Picking between Wash U, Tufts, and Colby (Presidential Scholar)

Hi, I’m basically picking between Wash U, Colby (Presidential Scholar) and Tufts.

Some facts that will help:
-I’m interested in the humanities so possibly philosophy, english, econ, film.
-I don’t know what I want to major in so I’d like the school that would provide me with the best opportunity to explore my interests with great advising
-At Colby as a Presidential scholar I’m guaranteed a freshman year paid research position, a year of free music lesson, grant money, opportunity to do research all four years easy because of such close relationships with kids and professors and other perks
-tufts has a really interesting CMS program involving communications and film etc.

Those are just some basic things I have going for both but I’d love others opinions.

I taught math at Wash. U. for many years. The students are very bright, but the administration wants “retention” and “no problems”. Here is a summary of what happened when I taught differential equations at a level similar to MIT.

The chair of the math dep’t told me that he wanted me to make the class the normal “cookbook” course, telling me to teach students only the steps to work problems like those that will be on the test. He said to do this so that he wouldn’t have “problems”.
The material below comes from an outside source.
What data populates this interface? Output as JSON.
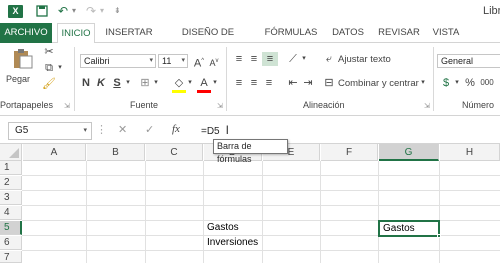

An Engineering Assoc. Dean (and Dean of Student Academic Integrity) was concerned about students doing poorly on an exam. I wrote him that almost all of the ones who had done poorly had cheated on the homework. He wrote back: don’t “discourage” them, “retention” is important.

Though the Math Chair kept refusing to show me the “complaints” he was “dealing with”, I finally managed to get a copy of them. Here is what I saw.

An Engineering student tutor “complained” that he “…cannot do…most [MIT} problems …and [he] received an A [in the standard “cookbook” version of the course]…”

An outraged father wrote the Deans that his “understanding” was that the average on a test was 47, and that I didn’t even curve! It was actually 67 – several points lower than the other three tests, and about 40% of the class made A’s, no one below a C. The Deans responded to the parent by asking for his son to report on whether I had “improved”. The student’s “report” made it clear that he did not even recognize that homework problems were on the test – some word for word!

The Chair of the Math Department told me that Math had just “wrested” a course from Engineering, and they weren’t going to let Engineering “wrest” this course from Math. Clearly, there was a competition to see who could meet the “wants” of a few students to the detriment of all students. The course was worth a lot to the winner’s budget. (A Dean had told a previous Chair that he wanted “no complaints”, even if that meant a reduction in standards. That is apparently how the winner is determined.)

I give this example because I was there, not because Wash. U. is the only school behaving this way. There are schools that are ok, though, but you have to beware of those that aren’t.